Given the code below the method foo
should compare operator-wise a given parameter bar
with the lowerBound
and upperBound
all being of the same abstract type Bar
.
trait Foo {
type Bar <: Ordered[Bar]
val lowerBound: Bar
val upperBound: Bar
def foo(bar: Bar) = bar >= lowerBound && bar <= upperBound
}
This way the trait Foo
can be defined.

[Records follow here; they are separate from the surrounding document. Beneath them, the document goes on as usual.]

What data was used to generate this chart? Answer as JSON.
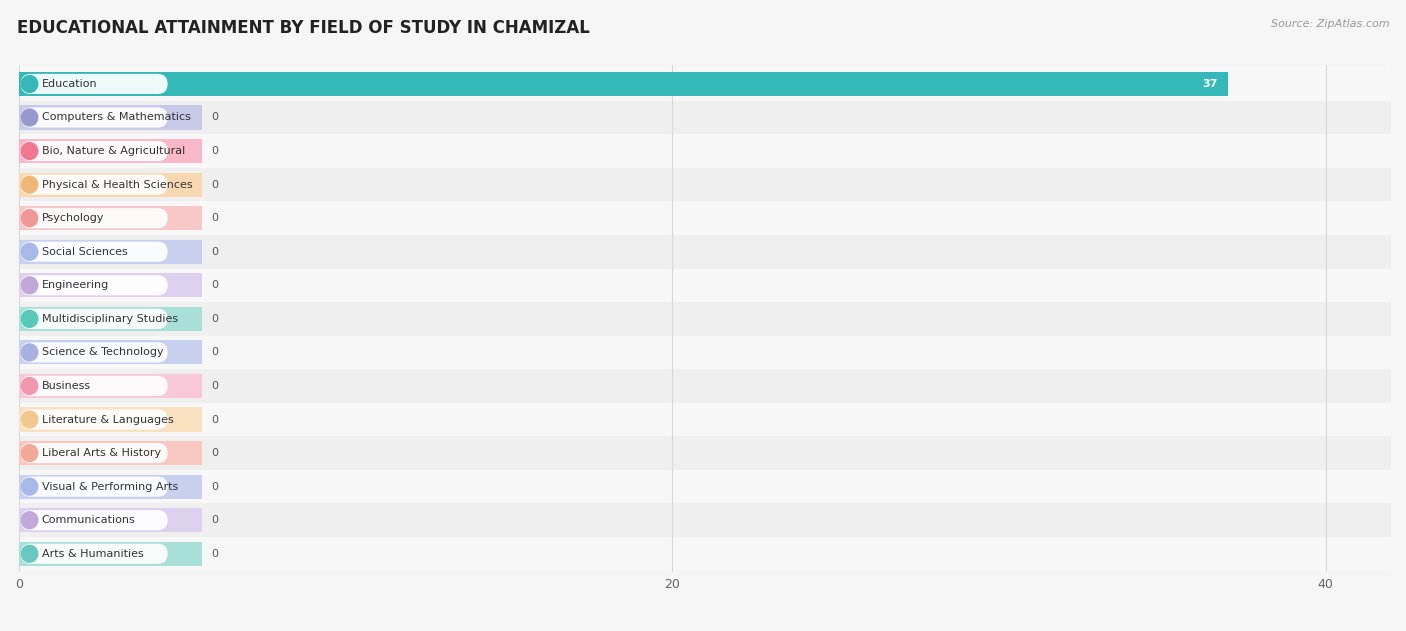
{
  "title": "EDUCATIONAL ATTAINMENT BY FIELD OF STUDY IN CHAMIZAL",
  "source": "Source: ZipAtlas.com",
  "categories": [
    "Education",
    "Computers & Mathematics",
    "Bio, Nature & Agricultural",
    "Physical & Health Sciences",
    "Psychology",
    "Social Sciences",
    "Engineering",
    "Multidisciplinary Studies",
    "Science & Technology",
    "Business",
    "Literature & Languages",
    "Liberal Arts & History",
    "Visual & Performing Arts",
    "Communications",
    "Arts & Humanities"
  ],
  "values": [
    37,
    0,
    0,
    0,
    0,
    0,
    0,
    0,
    0,
    0,
    0,
    0,
    0,
    0,
    0
  ],
  "bar_colors": [
    "#34b8b8",
    "#9898d0",
    "#f07890",
    "#f0b878",
    "#f09898",
    "#a8b8e8",
    "#c0a8d8",
    "#58c8b8",
    "#a8b0e0",
    "#f098b0",
    "#f0c890",
    "#f0a898",
    "#a8b8e8",
    "#c0a8d8",
    "#68c8c0"
  ],
  "bar_bg_colors": [
    "#34b8b8",
    "#c8c8e8",
    "#f8b8c8",
    "#f8d8b0",
    "#f8c8c8",
    "#c8d0f0",
    "#ddd0ee",
    "#a8e0d8",
    "#c8d0f0",
    "#f8c8d8",
    "#f8e0c0",
    "#f8c8c0",
    "#c8d0f0",
    "#ddd0ee",
    "#a8e0d8"
  ],
  "pill_bg": "#ffffff",
  "xlim_data": [
    0,
    42
  ],
  "xticks": [
    0,
    20,
    40
  ],
  "row_colors": [
    "#f7f7f7",
    "#efefef"
  ],
  "background_color": "#f5f5f5",
  "title_fontsize": 12,
  "label_fontsize": 8,
  "value_fontsize": 8,
  "grid_color": "#d8d8d8"
}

The problems start with the below concrete class FooImpl
.
class FooImpl extends Foo {
type Bar = Int
val lowerBound = 0
val upperBound = 5
}
I understand that scala.Int
isn't implementing what scala.runtime.RichInt
does, effectively scala.math.Ordered[Int]
. Defining type Bar
as RichInt
instead neither works as it does not conform to scala.math.Ordered[RichInt]
. My third attempt to define type Bar
as Ordered[Ord]
where Ord
is declared as type Ord
and defining it in FooImpl
as Int
also did not work.
How would a possibly close solution look like?
There may be a more elegant solution, but you can achieve this by moving the restriction on the type to the method, rather than the type declaration:
trait Foo {
type Bar
val lowerBound: Bar
val upperBound: Bar
def foo(bar: Bar)(implicit ev: Bar => Ordered[Bar]) = {
bar >= lowerBound && bar <= upperBound
}
}
Then your FooImpl
works as you have it:
class FooImpl extends Foo {
type Bar = Int
val lowerBound = 0
val upperBound = 5
}
From the REPL:
scala> new FooImpl()
res0: FooImpl = FooImpl@2dbbec72
scala> res0.foo(3)
res1: Boolean = true
scala> res0.foo(7)
res2: Boolean = false
The disadvantage here is that the trait can be extended with unordered types (although foo
can't be called in that case):
class A // not Ordered
class BrokenFoo extends Foo {
type Bar = A
val lowerBound = new A
val upperBound = new A
} // compiles
new BrokenFoo().foo(new A) // doesn't compile
Alternatively, you can keep the requirement at the class level (and therefore stop anyone creating a BrokenFoo
) as follows, but FooImpl
has to change slightly:
trait Foo {
type Bar
implicit val baz: Bar => Ordered[Bar]
val lowerBound: Bar
val upperBound: Bar
def foo(bar: Bar) = { bar >= lowerBound && bar <= upperBound }
}
class FooImpl extends Foo {
type Bar = Int
val baz = implicitly[Bar => Ordered[Bar]]
val lowerBound = 0
val upperBound = 5
}
This problem feels like view or context bounds should be applicable, but unfortunately it doesn't seem like you can use them either in type
declarations or in generic type parameters on traits.